As our two examples show, epistemic practices are interwoven, rather than sequential. In Making, designing solutions occur as materials are explored, and the materials themselves prompt aesthetic goals which create new engineering constraints. In the Guerilla Science case, audiences are invited to see the use and value of experimental design, drawn in by the personal passions of the scientist for a subject (dreaming) that is available and meaningful to everybody in the tent.

We are only beginning to explore these connections and expect to elaborate the conjectures shown in Table 1, to add new conjectured practices, and possibly to find that some are either rare or difficult to enact in authentic ways. For example, while critique is a regular part of arts education programs, engaging in scientific argumentation is rare in many science education programs. Yet, bringing critique to science learning promises to open a door not only onto “what constitutes the best evidence” as descried by the NRC (2012b), but also to the possibilities for developing a critical stance toward the culture of science and its history of power, especially with marginalized communities, thus addressing a gap some scholars have noted in current science reform efforts (see Philip and Azevedo 2017). Our Making example provided above suggests that perhaps in a STEAM context there is a kind of embodied critique—the evaluation and adoption, adaptation, or hacking of techniques or ideas from others as representing a consideration of alternatives and the utility or vibrancy of one approach over another. In this sense, critique may be embodied through choices that build on convincing approaches, rather than explicit production and consideration of evidence. In the context of the Guerilla Science presentation, the cabaret-like setting and mode of presentation is designed to upend normative power structures and expectations. The resulting dissonance, or suspension of quotidian patterns of interaction, opens up the contested nature of science in ways rarely available in most mainstream media accounts or school classrooms.

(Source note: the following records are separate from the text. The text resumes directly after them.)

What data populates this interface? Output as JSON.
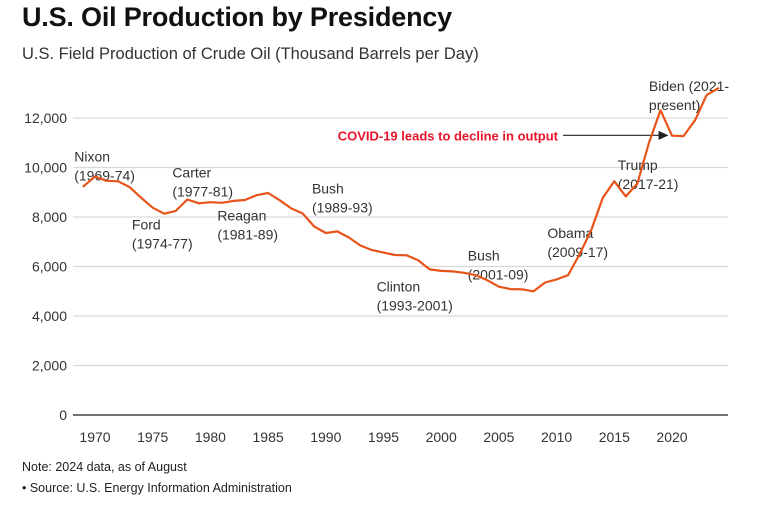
{
  "title": "U.S. Oil Production by Presidency",
  "subtitle": "U.S. Field Production of Crude Oil (Thousand Barrels per Day)",
  "notes": {
    "note": "Note: 2024 data, as of August",
    "source": "• Source: U.S. Energy Information Administration"
  },
  "colors": {
    "line": "#e8531a",
    "annotation": "#e8132a",
    "grid": "#d9d9d9",
    "axis": "#444444",
    "text": "#333333"
  },
  "chart_data": {
    "type": "line",
    "title": "U.S. Oil Production by Presidency",
    "subtitle": "U.S. Field Production of Crude Oil (Thousand Barrels per Day)",
    "xlabel": "",
    "ylabel": "",
    "xlim": [
      1968,
      2025
    ],
    "ylim": [
      0,
      12000
    ],
    "grid": true,
    "x_ticks": [
      1970,
      1975,
      1980,
      1985,
      1990,
      1995,
      2000,
      2005,
      2010,
      2015,
      2020
    ],
    "y_ticks": [
      0,
      2000,
      4000,
      6000,
      8000,
      10000,
      12000
    ],
    "y_tick_labels": [
      "0",
      "2,000",
      "4,000",
      "6,000",
      "8,000",
      "10,000",
      "12,000"
    ],
    "series": [
      {
        "name": "U.S. field production of crude oil",
        "x": [
          1969,
          1970,
          1971,
          1972,
          1973,
          1974,
          1975,
          1976,
          1977,
          1978,
          1979,
          1980,
          1981,
          1982,
          1983,
          1984,
          1985,
          1986,
          1987,
          1988,
          1989,
          1990,
          1991,
          1992,
          1993,
          1994,
          1995,
          1996,
          1997,
          1998,
          1999,
          2000,
          2001,
          2002,
          2003,
          2004,
          2005,
          2006,
          2007,
          2008,
          2009,
          2010,
          2011,
          2012,
          2013,
          2014,
          2015,
          2016,
          2017,
          2018,
          2019,
          2020,
          2021,
          2022,
          2023,
          2024
        ],
        "values": [
          9240,
          9637,
          9463,
          9441,
          9208,
          8774,
          8375,
          8132,
          8245,
          8707,
          8552,
          8597,
          8572,
          8649,
          8688,
          8879,
          8971,
          8680,
          8349,
          8140,
          7613,
          7355,
          7417,
          7171,
          6847,
          6662,
          6560,
          6465,
          6452,
          6252,
          5881,
          5822,
          5801,
          5744,
          5649,
          5441,
          5184,
          5086,
          5077,
          5000,
          5353,
          5479,
          5653,
          6502,
          7466,
          8777,
          9442,
          8833,
          9352,
          10991,
          12315,
          11283,
          11267,
          11911,
          12927,
          13200
        ]
      }
    ],
    "presidency_labels": [
      {
        "line1": "Nixon",
        "line2": "(1969-74)",
        "x": 1968.2,
        "y": 10250
      },
      {
        "line1": "Ford",
        "line2": "(1974-77)",
        "x": 1973.2,
        "y": 7500
      },
      {
        "line1": "Carter",
        "line2": "(1977-81)",
        "x": 1976.7,
        "y": 9600
      },
      {
        "line1": "Reagan",
        "line2": "(1981-89)",
        "x": 1980.6,
        "y": 7850
      },
      {
        "line1": "Bush",
        "line2": "(1989-93)",
        "x": 1988.8,
        "y": 8950
      },
      {
        "line1": "Clinton",
        "line2": "(1993-2001)",
        "x": 1994.4,
        "y": 5000
      },
      {
        "line1": "Bush",
        "line2": "(2001-09)",
        "x": 2002.3,
        "y": 6250
      },
      {
        "line1": "Obama",
        "line2": "(2009-17)",
        "x": 2009.2,
        "y": 7150
      },
      {
        "line1": "Trump",
        "line2": "(2017-21)",
        "x": 2015.3,
        "y": 9900
      },
      {
        "line1": "Biden (2021-",
        "line2": "present)",
        "x": 2018.0,
        "y": 13100
      }
    ],
    "annotation": {
      "text": "COVID-19 leads to decline in output",
      "arrow_from_year": 2011.3,
      "arrow_to_year": 2019.7,
      "y": 11300
    }
  }
}
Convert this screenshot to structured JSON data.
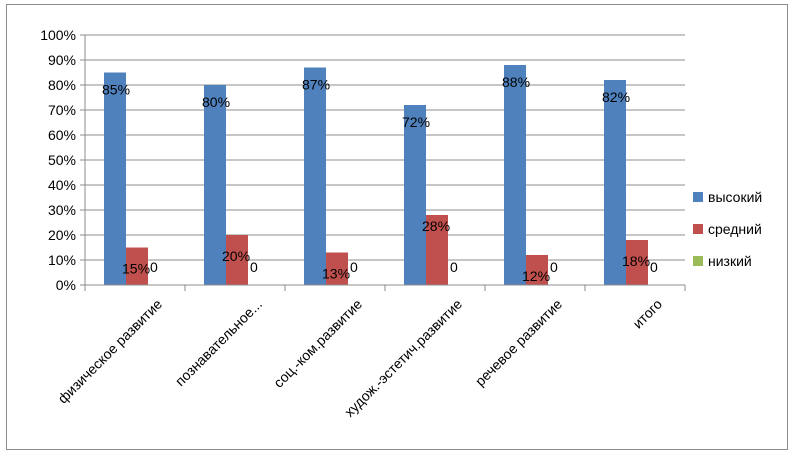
{
  "chart_data": {
    "type": "bar",
    "categories": [
      "физическое развитие",
      "познавательное...",
      "соц.-ком.развитие",
      "худож.-эстетич.развитие",
      "речевое  развитие",
      "итого"
    ],
    "series": [
      {
        "name": "высокий",
        "values": [
          85,
          80,
          87,
          72,
          88,
          82
        ],
        "labels": [
          "85%",
          "80%",
          "87%",
          "72%",
          "88%",
          "82%"
        ],
        "color": "#4f81bd"
      },
      {
        "name": "средний",
        "values": [
          15,
          20,
          13,
          28,
          12,
          18
        ],
        "labels": [
          "15%",
          "20%",
          "13%",
          "28%",
          "12%",
          "18%"
        ],
        "color": "#c0504d"
      },
      {
        "name": "низкий",
        "values": [
          0,
          0,
          0,
          0,
          0,
          0
        ],
        "labels": [
          "0",
          "0",
          "0",
          "0",
          "0",
          "0"
        ],
        "color": "#9bbb59"
      }
    ],
    "ylim": [
      0,
      100
    ],
    "y_ticks": [
      "0%",
      "10%",
      "20%",
      "30%",
      "40%",
      "50%",
      "60%",
      "70%",
      "80%",
      "90%",
      "100%"
    ],
    "grid": true,
    "legend_position": "right"
  }
}
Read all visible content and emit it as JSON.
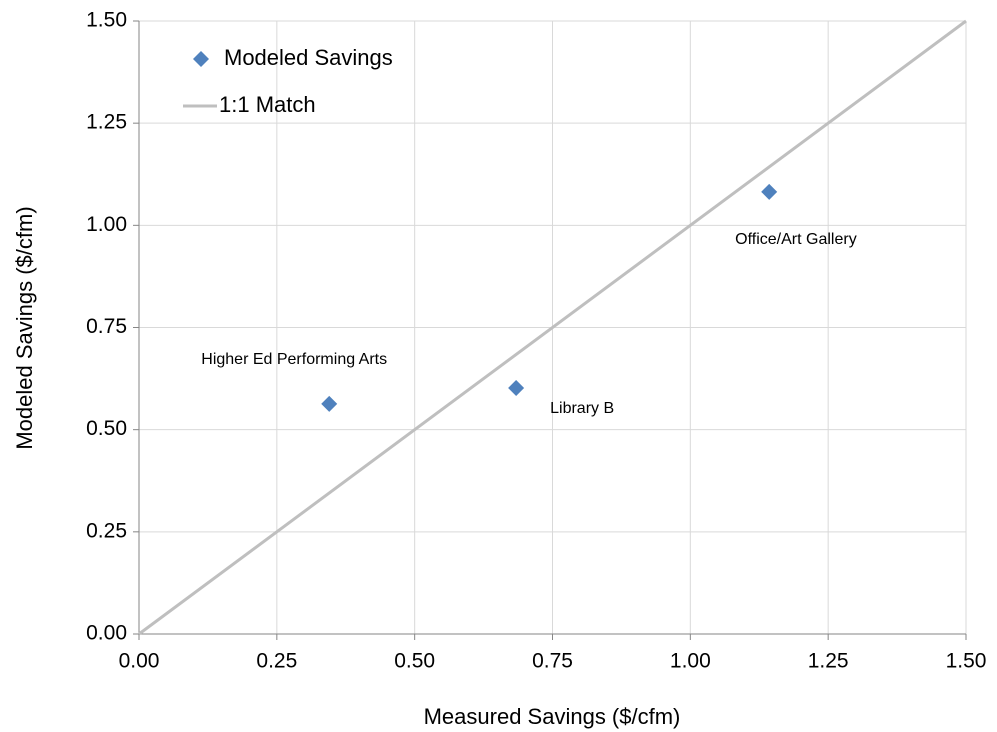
{
  "chart_data": {
    "type": "scatter",
    "xlabel": "Measured Savings ($/cfm)",
    "ylabel": "Modeled Savings ($/cfm)",
    "xlim": [
      0,
      1.5
    ],
    "ylim": [
      0,
      1.5
    ],
    "xticks": [
      {
        "value": 0,
        "label": "0.00"
      },
      {
        "value": 0.25,
        "label": "0.25"
      },
      {
        "value": 0.5,
        "label": "0.50"
      },
      {
        "value": 0.75,
        "label": "0.75"
      },
      {
        "value": 1,
        "label": "1.00"
      },
      {
        "value": 1.25,
        "label": "1.25"
      },
      {
        "value": 1.5,
        "label": "1.50"
      }
    ],
    "yticks": [
      {
        "value": 0,
        "label": "0.00"
      },
      {
        "value": 0.25,
        "label": "0.25"
      },
      {
        "value": 0.5,
        "label": "0.50"
      },
      {
        "value": 0.75,
        "label": "0.75"
      },
      {
        "value": 1,
        "label": "1.00"
      },
      {
        "value": 1.25,
        "label": "1.25"
      },
      {
        "value": 1.5,
        "label": "1.50"
      }
    ],
    "grid": true,
    "legend": "upper left",
    "series": [
      {
        "name": "Modeled Savings",
        "color": "#4f81bd",
        "marker": "diamond",
        "x": [
          0.345,
          0.684,
          1.143
        ],
        "values": [
          0.563,
          0.602,
          1.082
        ],
        "labels": [
          "Higher Ed Performing Arts",
          "Library B",
          "Office/Art Gallery"
        ]
      },
      {
        "name": "1:1 Match",
        "color": "#bfbfbf",
        "marker": "line",
        "x": [
          0,
          1.5
        ],
        "values": [
          0,
          1.5
        ]
      }
    ]
  }
}
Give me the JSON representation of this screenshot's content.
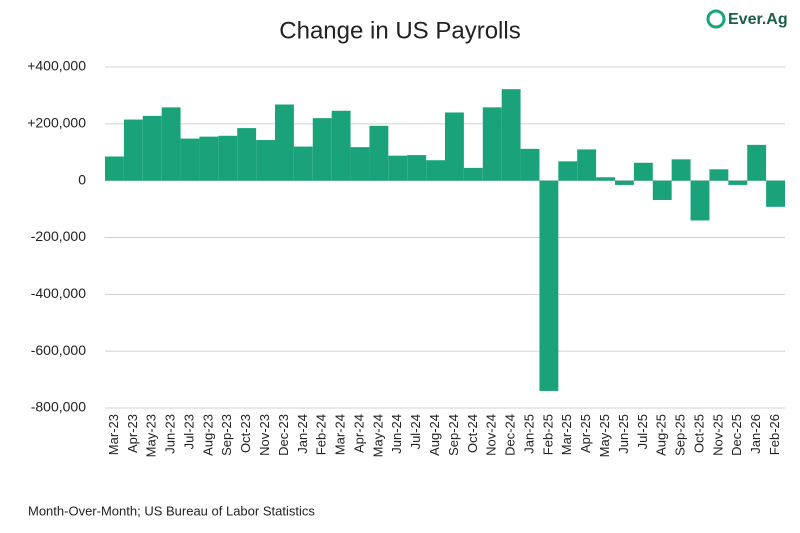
{
  "chart_data": {
    "type": "bar",
    "title": "Change in US Payrolls",
    "logo": "Ever.Ag",
    "footnote": "Month-Over-Month; US Bureau of Labor Statistics",
    "categories": [
      "Mar-23",
      "Apr-23",
      "May-23",
      "Jun-23",
      "Jul-23",
      "Aug-23",
      "Sep-23",
      "Oct-23",
      "Nov-23",
      "Dec-23",
      "Jan-24",
      "Feb-24",
      "Mar-24",
      "Apr-24",
      "May-24",
      "Jun-24",
      "Jul-24",
      "Aug-24",
      "Sep-24",
      "Oct-24",
      "Nov-24",
      "Dec-24",
      "Jan-25",
      "Feb-25",
      "Mar-25",
      "Apr-25",
      "May-25",
      "Jun-25",
      "Jul-25",
      "Aug-25",
      "Sep-25",
      "Oct-25",
      "Nov-25",
      "Dec-25",
      "Jan-26",
      "Feb-26"
    ],
    "values": [
      85000,
      215000,
      228000,
      258000,
      148000,
      155000,
      158000,
      185000,
      143000,
      268000,
      120000,
      220000,
      246000,
      118000,
      193000,
      88000,
      90000,
      72000,
      240000,
      45000,
      258000,
      322000,
      112000,
      -740000,
      68000,
      110000,
      12000,
      -15000,
      63000,
      -68000,
      75000,
      -140000,
      40000,
      -15000,
      126000,
      -92000
    ],
    "color": "#1aa37a",
    "ylim": [
      -800000,
      400000
    ],
    "yticks": [
      {
        "value": -800000,
        "label": "-800,000"
      },
      {
        "value": -600000,
        "label": "-600,000"
      },
      {
        "value": -400000,
        "label": "-400,000"
      },
      {
        "value": -200000,
        "label": "-200,000"
      },
      0,
      {
        "value": 200000,
        "label": "+200,000"
      },
      {
        "value": 400000,
        "label": "+400,000"
      }
    ],
    "grid": true
  }
}
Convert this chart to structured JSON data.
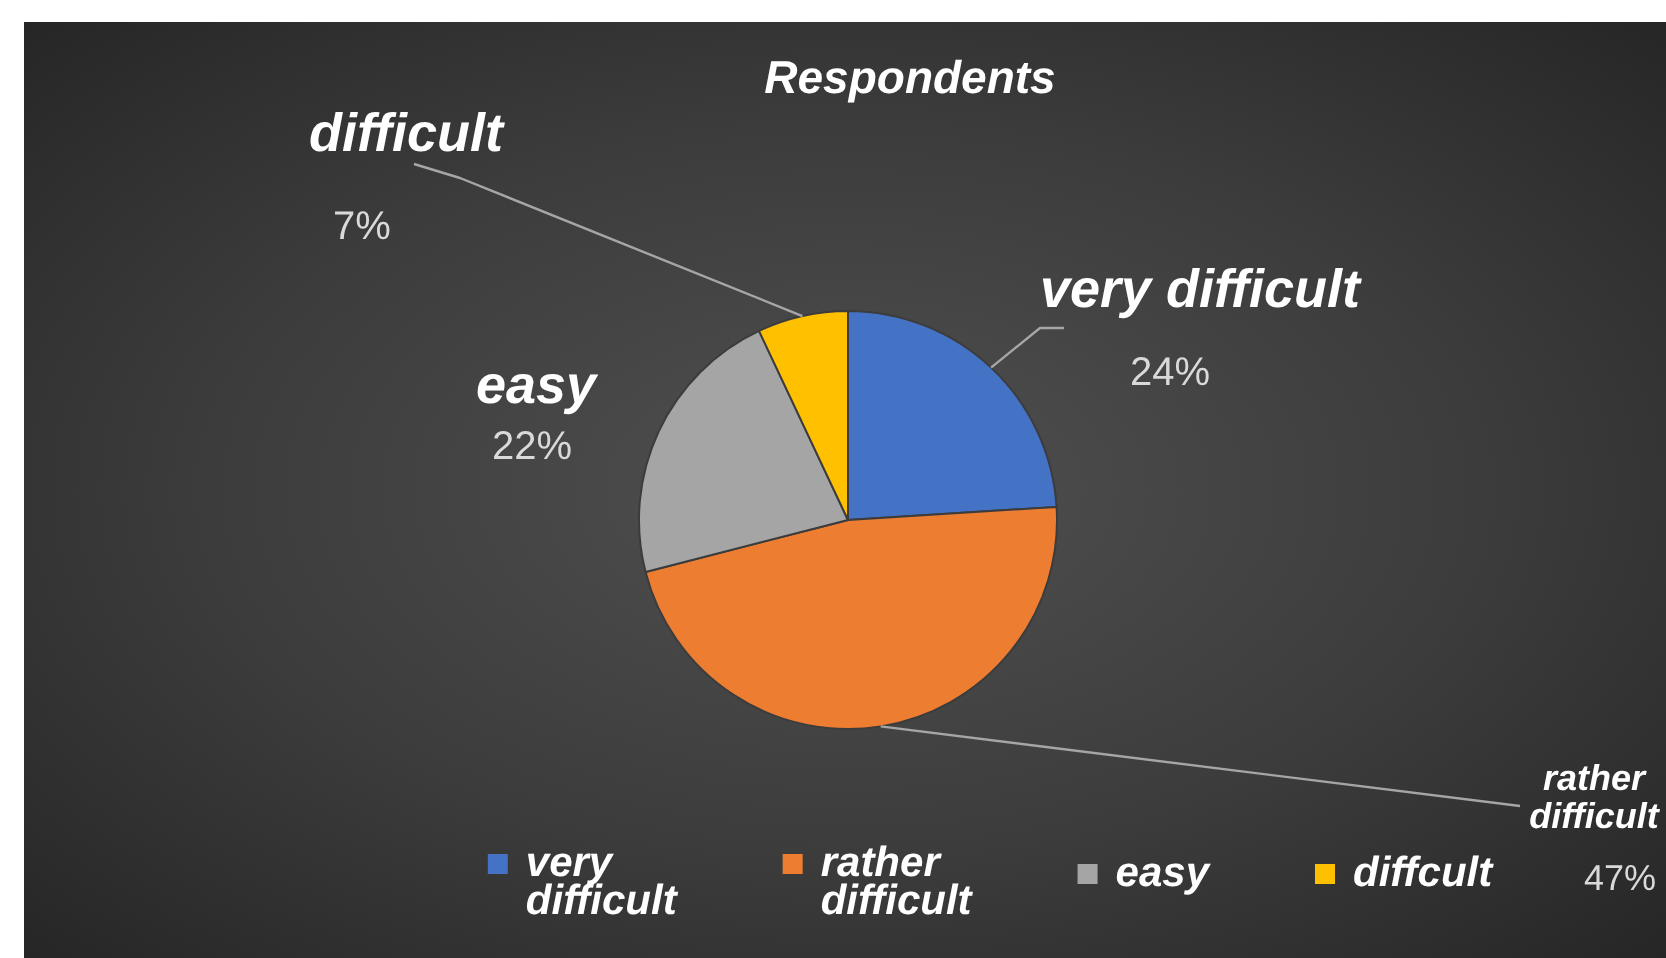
{
  "chart_data": {
    "type": "pie",
    "title": "Respondents",
    "categories": [
      "very difficult",
      "rather difficult",
      "easy",
      "diffcult"
    ],
    "values": [
      24,
      47,
      22,
      7
    ],
    "colors": [
      "#4472c4",
      "#ed7d31",
      "#a5a5a5",
      "#ffc000"
    ],
    "value_labels": [
      "very difficult 24%",
      "rather difficult 47%",
      "easy 22%",
      "difficult 7%"
    ],
    "legend": "bottom"
  }
}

Adopting a critical stance in science is a significant step forward for efforts to address broadening participation in STEM. But to fully realize the potential of STEAM to advance participation in STEM or the arts, it will be important for STEAM educators to explicitly relate program activities and practices to relevant careers, academic pursuits, and other community-learning opportunities where such practices are valued. Brokering opportunities for young people to recognize and take up these opportunities is as important as providing them the initial chance to develop them.

Finally, a focus on epistemic practices may support critical reflection on the part of STEAM educators, which is key to advancing the field of STEAM education. In designing, implementing, and assessing programs, educators can probe the extent to which their programs engage learners in ways of knowing. Drawing on student work examples, video or written vignettes, or other forms of data, educators can reflect on whether or not “art” has operated as a token part of their science program, or vice versa. If deeper learning emerges through engaging in epistemic practices, reflection guided by clarity about what those practices look like can elucidate whether their programs are truly hybridized forms of STEAM, or rather token forms of integration. Educators can be challenged to design for and demonstrate how student experiences in producing knowledge or representations of ideas and insights result through the integrated nature of STEAM practices.

Thus, theorizing the epistemic practices of STEAM may provide educators with a tool for articulating as well as improving practice, leading to a fuller realization of what STEAM can mean for creating purposeful and agentive learning.